Investors recently announced filing of shareowner resolutions at several corporations with board members who also sit on the Board of the U.S. Chamber of Commerce, challenging these corporate boards to review their policies and oversight of political expenditures, especially through trade associations. The first filings are at Accenture, IBM, Pepsi and Pfizer.
The filers believe each of these companies has strong corporate governance records and is understandably proud of its leadership in corporate responsibility. In addition, IBM, Pfizer and Pepsi have strong vendor standards policies holding their suppliers to high standards of conduct through audits and engagement. However, according to Timothy Smith, Senior Vice President of Walden Asset Management and one of the lead sponsors of the resolutions:
Yet as Board members and major corporate contributors to the U.S. Chamber of Commerce they play a passive and compliant role, remaining silent while the Chamber reportedly poured $75 million into the 2010 election while working to unseat any member of the U.S. Congress who voted in favor of healthcare reform. The Chamber also works vigorously against legislation and regulation on climate change and financial reform. Ironically, the Chamber works to undercut the very leadership these companies demonstrate on sustainability.
Adam Kanzer, General Counsel at Domini Social Investments and a filer of the resolution at IBM, said:
The Chamber of Commerce is an aggressively partisan organization that is standing in the way of solutions to our nation’s most pressing problems, from health care to climate change. We are asking why these companies would lend their good names—and their implicit endorsement— to the Chamber’s agenda, which often runs contrary to their own, stated policies and practices. We are simply asking them to do what directors are supposed to do – ask hard questions and exercise meaningful oversight.
The resolution sponsors argue that a company serving on the Chamber’s Board can be widely perceived as supporting and promoting its policies and programs, which can have a negative impact on a company with a strong reputation for good governance and corporate responsibility, since the Chamber’s own website says:
Directors determine the U.S. Chamber’s policy positions on business issues and advise the U.S. Chamber on appropriate strategies to pursue. Through their participation in meetings and activities held across the nation, directors help implement and promote U.S. Chamber policies and objectives.
The resolution is also expected to be filed with several other companies on the Chamber’s Board, which has over 100 members including, AT&T, Caremark, Caterpillar, Deere & Company, Dow Chemical, FedEx, JPMorgan Chase & Co., UPS, and Xerox. Stephen Viederman of the Christopher Reynolds Foundation, one of the sponsors of the Pfizer resolution said,
As Chamber Board members these companies need to stand up and be counted; clarifying which side they are on. If they differ with the political positions of the Chamber, they need to speak out and make their positions clear.

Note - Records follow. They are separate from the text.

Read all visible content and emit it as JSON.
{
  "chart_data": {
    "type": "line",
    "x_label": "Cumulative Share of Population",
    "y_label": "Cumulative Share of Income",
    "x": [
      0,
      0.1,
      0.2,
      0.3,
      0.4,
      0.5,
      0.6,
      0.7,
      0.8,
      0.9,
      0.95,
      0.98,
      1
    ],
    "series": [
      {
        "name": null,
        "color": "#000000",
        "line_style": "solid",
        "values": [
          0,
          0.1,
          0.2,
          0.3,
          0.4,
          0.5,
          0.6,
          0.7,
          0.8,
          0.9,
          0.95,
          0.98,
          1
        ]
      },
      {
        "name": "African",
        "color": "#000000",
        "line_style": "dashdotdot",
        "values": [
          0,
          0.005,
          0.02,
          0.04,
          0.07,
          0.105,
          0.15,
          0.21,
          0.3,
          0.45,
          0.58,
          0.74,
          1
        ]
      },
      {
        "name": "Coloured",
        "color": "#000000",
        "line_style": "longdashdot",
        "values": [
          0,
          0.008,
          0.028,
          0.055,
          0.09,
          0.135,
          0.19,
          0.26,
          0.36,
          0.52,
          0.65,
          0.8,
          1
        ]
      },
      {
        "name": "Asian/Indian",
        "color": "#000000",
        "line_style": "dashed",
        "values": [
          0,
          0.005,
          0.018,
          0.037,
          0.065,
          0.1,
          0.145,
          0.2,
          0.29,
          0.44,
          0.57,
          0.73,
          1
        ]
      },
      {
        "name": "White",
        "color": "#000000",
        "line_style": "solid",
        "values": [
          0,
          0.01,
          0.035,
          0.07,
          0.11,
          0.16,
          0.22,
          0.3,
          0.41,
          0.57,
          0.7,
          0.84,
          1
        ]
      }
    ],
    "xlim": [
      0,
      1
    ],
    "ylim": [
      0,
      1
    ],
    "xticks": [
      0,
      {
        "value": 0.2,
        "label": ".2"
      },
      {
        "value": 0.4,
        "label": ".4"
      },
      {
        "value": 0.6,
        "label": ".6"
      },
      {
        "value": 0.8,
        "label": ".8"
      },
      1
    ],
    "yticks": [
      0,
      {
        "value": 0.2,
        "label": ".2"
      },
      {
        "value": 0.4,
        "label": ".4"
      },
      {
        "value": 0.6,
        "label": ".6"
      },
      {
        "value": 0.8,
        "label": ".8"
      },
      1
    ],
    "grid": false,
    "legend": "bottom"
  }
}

Controversy about the Chamber’s role in thwarting environmental and climate change legislation led Nike to withdraw from the Board; and PG&E, Exelon, Apple and Levi Strauss to withdraw their Chamber memberships in 2009. In addition, several local Chambers of Commerce have withdrawn their national affiliation.
To date, the 25 filers of these resolutions include a broad range of investors, including Walden Asset Management, Domini Social Investment, the Christopher Reynolds Foundation, Catholic Health East, Catholic Healthcare West, Green Century Balanced Fund, the Funding Exchange, the Needmor Fund, Missionary Oblates of Mary Immaculate, Sisters of Notre Dame Toledo Province, Catholic Healthcare East, the Tides Foundation, Boston Common Asset Management, Zevin Asset Management as well as several individual investors. The list of filers is expected to expand as the proxy season progresses.
I encourage readers to support these resolutions and consider filing their own wherever there are gaps, following the example of the SIF members mentioned above, Shareowner Resolution. Not sure how to file? Sign up for a free class with USPX.
Ron Freund, of the Social Equity Group, wonders if similar resolutions should be placed at major TV owners requesting policies which prohibit political ads from non-disclosed donations.